A8: Yes, hold down Option (PC: Alt), click anywhere on the grid in the dialog, and it will switch to a tighter grid.
Q9:How do I lighten a portion of an image?
A9: You have several options here. The least flexible way would be to use the Dodge tool (O) to lighten areas by “painting.” Make sure you use a large brush and very low Exposure settings. The next best way would be to make a selection using any selection tool, and then use Levels (Command-L [PC: Control-L]). The most flexible way would be to add a Levels adjustment layer by clicking on the Create New Adjustment Layer pop-up menu at the bottom of the Layers palette, and then mask (by painting with black using the Brush tool [B]) the areas you don't want lightened.
Q10:Is it possible to use Dodge and Burn techniques that can be changed later? I find the Dodge and Burn tools useful to improve images, except for one thing—after I have used them, I cannot go back later and change my mind. Is there any way around that?
A10: Here's a method that simulates the Dodge and Burn tools (O), but on a separate layer than can be altered, deleted, etc. Choose New Layer from the Layers palette's flyout menu. In the resulting New Layer dialog, make sure the Mode pop-up menu is set to Overlay and the checkbox that reads “Fill with Overlay-neutral color [50% gray]” is selected. Now use a soft-edged Brush tool (B) or the Brush tool set to Airbrush (not the Dodge and Burn tools) with very low settings for Opacity. Use black paint where you want to burn (darken) and white where you want to dodge (lighten). The advantages of this technique over the Dodge and Burn tools include the ability to go back and make further adjustments, lower the Opacity of the entire layer, or hide or delete the layer.

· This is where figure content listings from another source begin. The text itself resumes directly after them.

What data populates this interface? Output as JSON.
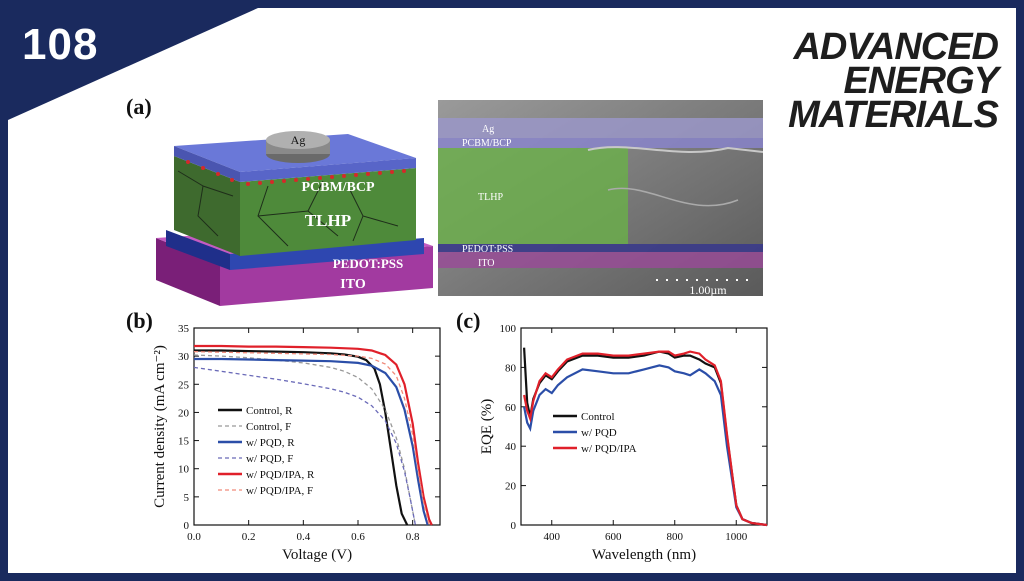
{
  "badge": "108",
  "brand": {
    "line1": "ADVANCED",
    "line2": "ENERGY",
    "line3": "MATERIALS"
  },
  "panel_a": {
    "label": "(a)",
    "layers": {
      "ag": "Ag",
      "pcbm": "PCBM/BCP",
      "tlhp": "TLHP",
      "pedot": "PEDOT:PSS",
      "ito": "ITO"
    },
    "sem_layers": [
      "Ag",
      "PCBM/BCP",
      "TLHP",
      "PEDOT:PSS",
      "ITO"
    ],
    "scale_bar": "1.00µm"
  },
  "chart_data": [
    {
      "type": "line",
      "panel_label": "(b)",
      "xlabel": "Voltage (V)",
      "ylabel": "Current density (mA cm⁻²)",
      "xlim": [
        0.0,
        0.9
      ],
      "ylim": [
        0,
        35
      ],
      "xticks": [
        "0.0",
        "0.2",
        "0.4",
        "0.6",
        "0.8"
      ],
      "yticks": [
        "0",
        "5",
        "10",
        "15",
        "20",
        "25",
        "30",
        "35"
      ],
      "legend": "middle-left",
      "series": [
        {
          "name": "Control, R",
          "color": "#111111",
          "dash": false,
          "x": [
            0,
            0.1,
            0.2,
            0.3,
            0.4,
            0.5,
            0.55,
            0.6,
            0.63,
            0.66,
            0.68,
            0.7,
            0.72,
            0.74,
            0.76,
            0.78
          ],
          "y": [
            31.0,
            31.0,
            30.9,
            30.8,
            30.7,
            30.5,
            30.3,
            29.9,
            29.3,
            27.8,
            25.0,
            20.0,
            13.5,
            7.0,
            2.0,
            0
          ]
        },
        {
          "name": "Control, F",
          "color": "#999999",
          "dash": true,
          "x": [
            0,
            0.1,
            0.2,
            0.3,
            0.4,
            0.5,
            0.55,
            0.6,
            0.65,
            0.7,
            0.74,
            0.77,
            0.79,
            0.81
          ],
          "y": [
            30.2,
            30.0,
            29.7,
            29.3,
            28.8,
            28.0,
            27.3,
            26.2,
            24.2,
            20.5,
            15.5,
            10.0,
            5.0,
            0
          ]
        },
        {
          "name": "w/ PQD, R",
          "color": "#2b4ea8",
          "dash": false,
          "x": [
            0,
            0.1,
            0.2,
            0.3,
            0.4,
            0.5,
            0.6,
            0.65,
            0.7,
            0.74,
            0.77,
            0.8,
            0.82,
            0.84,
            0.855
          ],
          "y": [
            29.5,
            29.5,
            29.4,
            29.3,
            29.2,
            29.1,
            28.8,
            28.3,
            27.0,
            24.5,
            20.5,
            14.0,
            8.0,
            2.5,
            0
          ]
        },
        {
          "name": "w/ PQD, F",
          "color": "#6a6ab8",
          "dash": true,
          "x": [
            0,
            0.1,
            0.2,
            0.3,
            0.4,
            0.5,
            0.55,
            0.6,
            0.65,
            0.7,
            0.74,
            0.77,
            0.79,
            0.81
          ],
          "y": [
            28.0,
            27.3,
            26.6,
            25.9,
            25.1,
            24.2,
            23.6,
            22.7,
            21.2,
            18.5,
            14.5,
            9.5,
            5.0,
            0
          ]
        },
        {
          "name": "w/ PQD/IPA, R",
          "color": "#e0202a",
          "dash": false,
          "x": [
            0,
            0.1,
            0.2,
            0.3,
            0.4,
            0.5,
            0.6,
            0.65,
            0.7,
            0.74,
            0.77,
            0.8,
            0.82,
            0.84,
            0.86,
            0.87
          ],
          "y": [
            31.8,
            31.8,
            31.7,
            31.7,
            31.6,
            31.5,
            31.3,
            31.0,
            30.2,
            28.5,
            25.0,
            18.0,
            11.0,
            5.0,
            1.0,
            0
          ]
        },
        {
          "name": "w/ PQD/IPA, F",
          "color": "#f08a7a",
          "dash": true,
          "x": [
            0,
            0.1,
            0.2,
            0.3,
            0.4,
            0.5,
            0.6,
            0.65,
            0.7,
            0.74,
            0.77,
            0.8,
            0.82,
            0.84,
            0.86
          ],
          "y": [
            30.8,
            30.7,
            30.6,
            30.5,
            30.4,
            30.3,
            30.0,
            29.6,
            28.6,
            26.5,
            22.5,
            16.0,
            9.5,
            4.0,
            0
          ]
        }
      ]
    },
    {
      "type": "line",
      "panel_label": "(c)",
      "xlabel": "Wavelength (nm)",
      "ylabel": "EQE (%)",
      "xlim": [
        300,
        1100
      ],
      "ylim": [
        0,
        100
      ],
      "xticks": [
        "400",
        "600",
        "800",
        "1000"
      ],
      "yticks": [
        "0",
        "20",
        "40",
        "60",
        "80",
        "100"
      ],
      "legend": "middle-left",
      "series": [
        {
          "name": "Control",
          "color": "#111111",
          "x": [
            310,
            320,
            330,
            340,
            360,
            380,
            400,
            420,
            450,
            500,
            550,
            600,
            650,
            700,
            750,
            780,
            800,
            830,
            850,
            880,
            900,
            930,
            950,
            970,
            1000,
            1020,
            1050,
            1100
          ],
          "y": [
            90,
            62,
            55,
            64,
            72,
            76,
            74,
            78,
            83,
            86,
            86,
            85,
            85,
            86,
            88,
            87,
            85,
            86,
            86,
            84,
            82,
            80,
            72,
            45,
            10,
            3,
            1,
            0
          ]
        },
        {
          "name": "w/ PQD",
          "color": "#2b4ea8",
          "x": [
            310,
            320,
            330,
            340,
            360,
            380,
            400,
            420,
            450,
            500,
            550,
            600,
            650,
            700,
            750,
            780,
            800,
            830,
            850,
            880,
            900,
            930,
            950,
            970,
            1000,
            1020,
            1050,
            1100
          ],
          "y": [
            60,
            52,
            49,
            58,
            66,
            69,
            67,
            71,
            75,
            79,
            78,
            77,
            77,
            79,
            81,
            80,
            78,
            77,
            76,
            79,
            77,
            73,
            66,
            40,
            9,
            3,
            1,
            0
          ]
        },
        {
          "name": "w/ PQD/IPA",
          "color": "#e0202a",
          "x": [
            310,
            320,
            330,
            340,
            360,
            380,
            400,
            420,
            450,
            500,
            550,
            600,
            650,
            700,
            750,
            780,
            800,
            830,
            850,
            880,
            900,
            930,
            950,
            970,
            1000,
            1020,
            1050,
            1100
          ],
          "y": [
            66,
            58,
            54,
            63,
            73,
            77,
            75,
            79,
            84,
            87,
            87,
            86,
            86,
            87,
            88,
            88,
            86,
            87,
            88,
            87,
            84,
            81,
            73,
            46,
            10,
            3,
            1,
            0
          ]
        }
      ]
    }
  ]
}
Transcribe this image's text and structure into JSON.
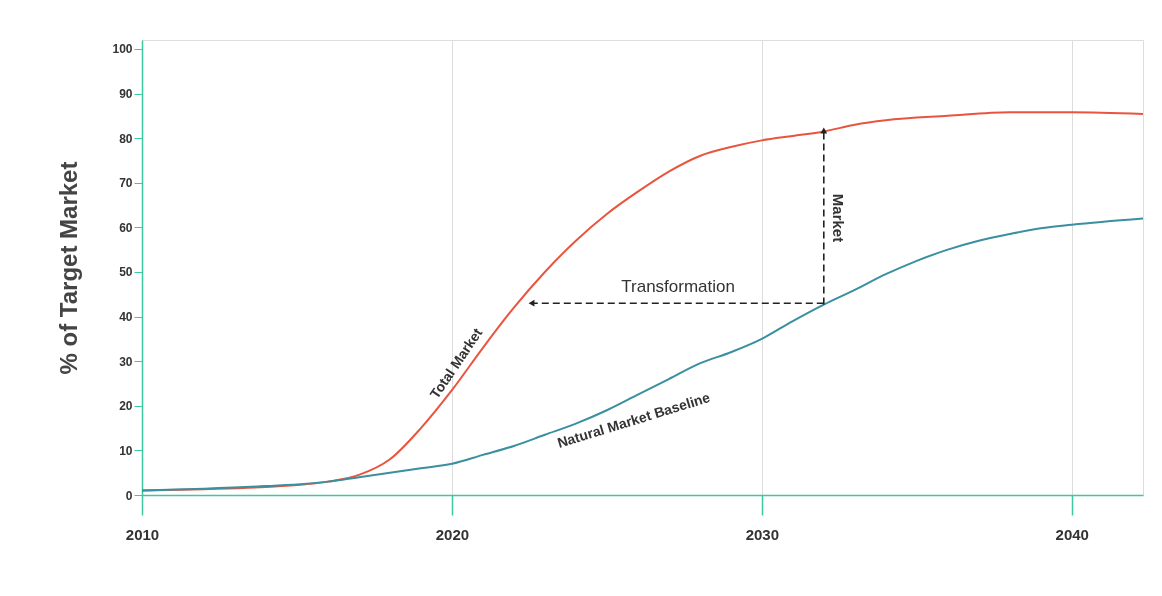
{
  "chart_data": {
    "type": "line",
    "ylabel": "% of Target Market",
    "xlim": [
      2010,
      2042.3
    ],
    "xticks": [
      2010,
      2020,
      2030,
      2040
    ],
    "ylim": [
      0,
      102
    ],
    "yticks": [
      0,
      10,
      20,
      30,
      40,
      50,
      60,
      70,
      80,
      90,
      100
    ],
    "grid": "x",
    "line_style": "solid",
    "series": [
      {
        "name": "Total Market",
        "color": "#e8553e",
        "x": [
          2010,
          2012,
          2014,
          2016,
          2017,
          2018,
          2019,
          2020,
          2021,
          2022,
          2023,
          2024,
          2025,
          2026,
          2027,
          2028,
          2029,
          2030,
          2031,
          2032,
          2033,
          2034,
          2036,
          2038,
          2040,
          2042.3
        ],
        "values": [
          1,
          1.3,
          1.8,
          3,
          4.5,
          8,
          15,
          23.5,
          33,
          42,
          50,
          57,
          63,
          68,
          72.5,
          76,
          78,
          79.5,
          80.5,
          81.5,
          83,
          84,
          85,
          85.8,
          85.8,
          85.4
        ]
      },
      {
        "name": "Natural Market Baseline",
        "color": "#3a8fa0",
        "x": [
          2010,
          2012,
          2014,
          2016,
          2017,
          2018,
          2019,
          2020,
          2021,
          2022,
          2023,
          2024,
          2025,
          2026,
          2027,
          2028,
          2029,
          2030,
          2031,
          2032,
          2033,
          2034,
          2035,
          2036,
          2037,
          2038,
          2039,
          2040,
          2042.3
        ],
        "values": [
          1,
          1.4,
          2,
          3,
          4,
          5,
          6,
          7,
          9,
          11,
          13.5,
          16,
          19,
          22.5,
          26,
          29.5,
          32,
          35,
          39,
          42.7,
          46,
          49.5,
          52.5,
          55,
          57,
          58.5,
          59.8,
          60.6,
          62
        ]
      },
      {
        "type": "line",
        "color": "#222222",
        "line_style": "dashed",
        "x": [
          2032,
          2022.6
        ],
        "values": [
          43,
          43
        ]
      },
      {
        "type": "line",
        "color": "#222222",
        "line_style": "dashed",
        "x": [
          2032,
          2032
        ],
        "values": [
          42.7,
          81.5
        ]
      }
    ],
    "annotations": [
      "Transformation",
      "Market"
    ]
  }
}
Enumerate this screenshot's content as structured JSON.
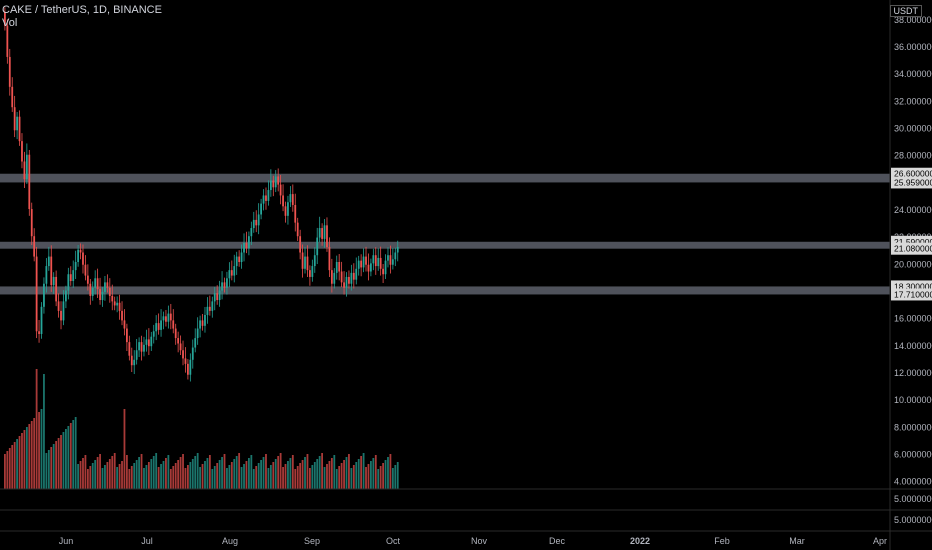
{
  "header": {
    "symbol_line": "CAKE / TetherUS, 1D, BINANCE",
    "volume_label": "Vol",
    "currency_badge": "USDT"
  },
  "chart_data": {
    "type": "candlestick",
    "title": "CAKE / TetherUS, 1D, BINANCE",
    "y_ticks": [
      "38.00000000",
      "36.00000000",
      "34.00000000",
      "32.00000000",
      "30.00000000",
      "28.00000000",
      "24.00000000",
      "22.00000000",
      "20.00000000",
      "16.00000000",
      "14.00000000",
      "12.00000000",
      "10.00000000",
      "8.00000000",
      "6.00000000",
      "4.00000000"
    ],
    "sub_ticks": [
      "5.00000000",
      "5.00000000"
    ],
    "x_ticks": [
      "Jun",
      "Jul",
      "Aug",
      "Sep",
      "Oct",
      "Nov",
      "Dec",
      "2022",
      "Feb",
      "Mar",
      "Apr"
    ],
    "zones": [
      {
        "high": 26.6,
        "low": 25.959,
        "labels": [
          "26.60000000",
          "25.95900000"
        ]
      },
      {
        "high": 21.59,
        "low": 21.08,
        "labels": [
          "21.59000000",
          "21.08000000"
        ]
      },
      {
        "high": 18.3,
        "low": 17.71,
        "labels": [
          "18.30000000",
          "17.71000000"
        ]
      }
    ],
    "ylim": [
      4,
      39
    ],
    "closes": [
      37.5,
      35.2,
      33.0,
      31.5,
      29.8,
      30.8,
      29.0,
      27.5,
      26.2,
      28.0,
      24.0,
      22.0,
      20.5,
      15.0,
      14.8,
      16.8,
      18.5,
      19.8,
      20.5,
      18.4,
      19.0,
      17.2,
      16.5,
      15.8,
      17.2,
      18.0,
      19.2,
      18.7,
      19.5,
      20.1,
      21.0,
      20.8,
      19.9,
      19.1,
      18.5,
      17.6,
      18.2,
      18.9,
      18.1,
      17.3,
      17.9,
      18.6,
      18.2,
      17.6,
      17.2,
      16.9,
      17.1,
      16.5,
      15.8,
      15.2,
      14.2,
      13.2,
      12.5,
      12.9,
      13.6,
      14.2,
      13.5,
      14.0,
      14.4,
      13.9,
      14.6,
      15.0,
      15.6,
      15.1,
      15.8,
      16.1,
      15.7,
      16.3,
      15.8,
      15.2,
      14.5,
      14.1,
      13.6,
      13.0,
      12.6,
      11.8,
      12.9,
      13.8,
      14.5,
      15.2,
      15.8,
      15.4,
      16.2,
      16.8,
      16.5,
      17.2,
      17.8,
      17.3,
      18.0,
      18.6,
      18.2,
      18.9,
      19.5,
      19.1,
      19.8,
      20.5,
      20.1,
      20.8,
      21.5,
      21.1,
      22.0,
      22.6,
      23.2,
      22.8,
      23.6,
      24.4,
      25.0,
      24.6,
      25.4,
      26.1,
      25.6,
      26.4,
      25.8,
      25.0,
      24.2,
      23.5,
      24.5,
      25.1,
      24.3,
      23.0,
      22.0,
      20.8,
      19.6,
      20.5,
      19.5,
      19.0,
      19.8,
      20.6,
      21.9,
      22.6,
      21.8,
      22.8,
      21.2,
      19.5,
      18.5,
      19.3,
      20.1,
      19.4,
      18.6,
      18.2,
      19.0,
      18.5,
      19.3,
      18.8,
      19.6,
      20.2,
      19.7,
      20.5,
      19.9,
      19.4,
      20.0,
      20.6,
      19.8,
      20.4,
      19.6,
      19.2,
      20.2,
      20.6,
      19.9,
      20.3,
      20.8,
      21.2
    ]
  }
}
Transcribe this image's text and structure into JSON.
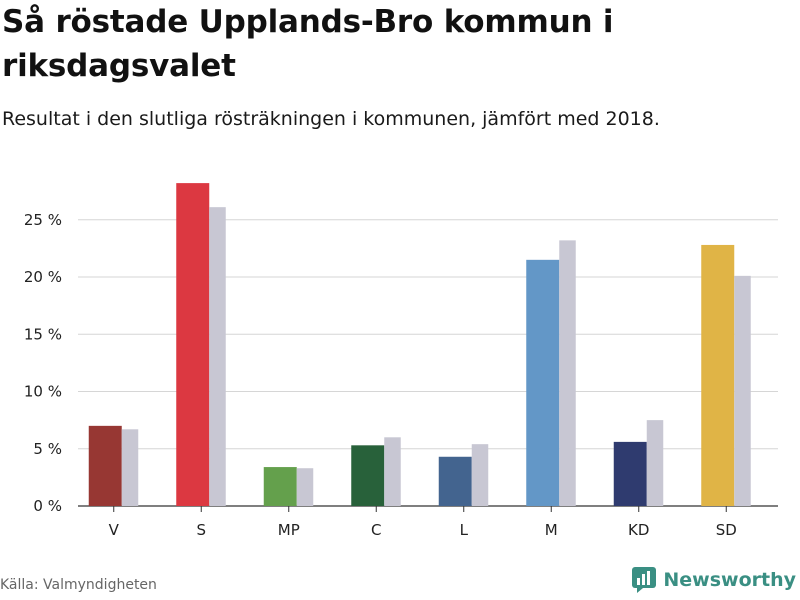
{
  "title": "Så röstade Upplands-Bro kommun i riksdagsvalet",
  "subtitle": "Resultat i den slutliga rösträkningen i kommunen, jämfört med 2018.",
  "source": "Källa: Valmyndigheten",
  "brand": {
    "name": "Newsworthy",
    "icon": "newsworthy-logo-icon",
    "color": "#3a8f83"
  },
  "chart_data": {
    "type": "bar",
    "categories": [
      "V",
      "S",
      "MP",
      "C",
      "L",
      "M",
      "KD",
      "SD"
    ],
    "series": [
      {
        "values": [
          7.0,
          28.2,
          3.4,
          5.3,
          4.3,
          21.5,
          5.6,
          22.8
        ],
        "colors": [
          "#973733",
          "#dc3841",
          "#64a04c",
          "#28613a",
          "#43648f",
          "#6397c7",
          "#2f3b6f",
          "#e0b446"
        ]
      },
      {
        "values": [
          6.7,
          26.1,
          3.3,
          6.0,
          5.4,
          23.2,
          7.5,
          20.1
        ],
        "color": "#c8c7d3"
      }
    ],
    "yticks": [
      "0 %",
      "5 %",
      "10 %",
      "15 %",
      "20 %",
      "25 %"
    ],
    "ytick_values": [
      0,
      5,
      10,
      15,
      20,
      25
    ],
    "ylim": [
      0,
      28.5
    ],
    "grid": true
  }
}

Q11:Can I save my settings for Shadow/Highlight? I find that I usually lower the setting in Shadow/Highlight from 50% to around 30%. Is it possible to save that to make it my default setting?

A11: Here's how to change the default settings: Turn on the Show More Options checkbox and many more options will be displayed. At the bottom of the dialog there's a Save As Defaults button—click that button once you have the settings the way you want for your defaults.